Two woman creating their cultural space
Across from me in the café I see two woman arriving. They have an appearance which some people might consider ‘foreign’. There is anyway something particular about how they inhabit and arrange their space. They have brought from the counter a tray with cups, saucers, coffee, and confectionary on plates. One of them carefully and delicately arranges all of these items on their small round table, I think, from her body language, very much with the other, seemingly older woman in mind. It is as though she is trying to make it as the older women would like it. The table is only just large enough for everything to fit. It takes some time, trying different arrangements, moving things back and around, until it is finally sufficiently right and they can both begin to enjoy and consume what they have brought.
This to me is small culture formation on the go. Between them, and between them and all the other people who might be noticing them. Perhaps no words are spoken.

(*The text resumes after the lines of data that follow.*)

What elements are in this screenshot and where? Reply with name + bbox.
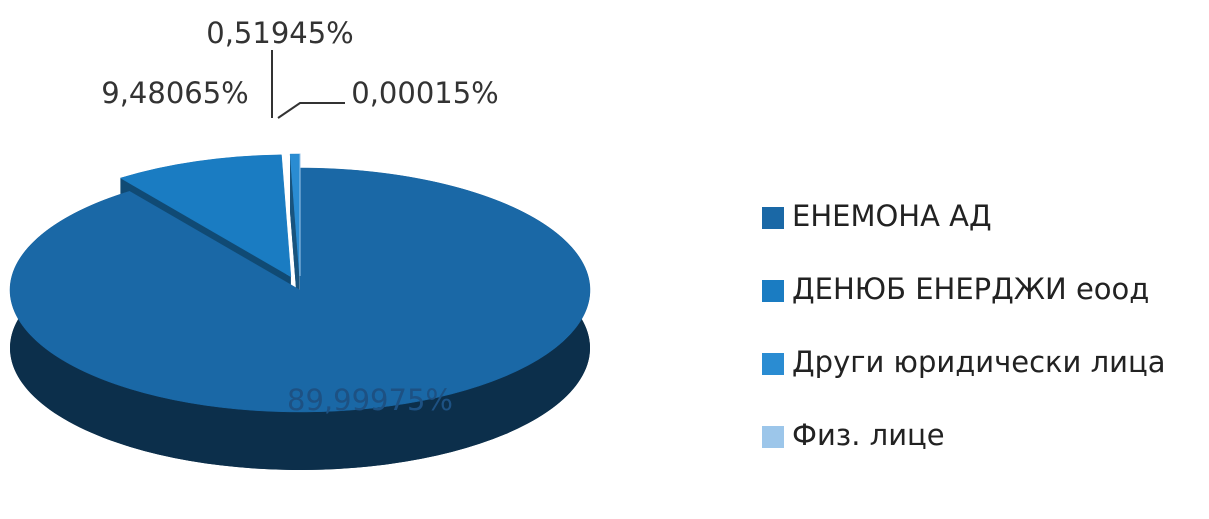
legend-label: Други юридически лица (792, 345, 1166, 379)
data-label: 9,48065% (101, 76, 248, 110)
legend-label: ДЕНЮБ ЕНЕРДЖИ еоод (792, 272, 1149, 306)
leader-line (278, 103, 345, 118)
legend-swatch (762, 207, 784, 229)
legend-label: ЕНЕМОНА АД (792, 199, 992, 233)
legend-label: Физ. лице (792, 418, 945, 452)
legend-swatch (762, 353, 784, 375)
data-label: 0,00015% (351, 76, 498, 110)
legend-swatch (762, 426, 784, 448)
legend-swatch (762, 280, 784, 302)
data-label: 89,99975% (287, 383, 453, 417)
data-label: 0,51945% (206, 16, 353, 50)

But there are concepts in their minds, brought, or imagined, perhaps, from a distant land and history, or from a different sort of household just down the street.
In my grandmother’s house, there was a wealth of initially, to me, ‘foreign’ body language, verbal expression, arrangement of furniture, use of rooms and ways of eating when compared to my childhood home. Indeed, all the things on the dining table were arranged differently; and even the cutlery and crockery had ‘foreign’ forms, textures and places. Like the younger woman, my grandmother held and moved things, used her hands differently to what I’d seen before.
So this memory is one of many threads with which I can connect with the two women. Perhaps the thread that leads to others more obvious. Indeed, perhaps the younger woman finds the older woman somehow ‘foreign’ – from another, an adopted or even her own family – trying so hard to make things as she imagines the other would like. Perhaps the older woman is just watching and silently going along with this, wondering why the other is trying so hard. Between them, they might never get to the bottom of this. Small culture formation on the go must never finish. The varicultural world can provide endless possibilities for making sense, finding unexpected threads, as we struggle to avoid Othering.
It was me wondering what the two women were doing that made me remember again and make new sense of my grandmother’s house, and then back to them. And then thinking again about how we all create our cultural space – in watching others.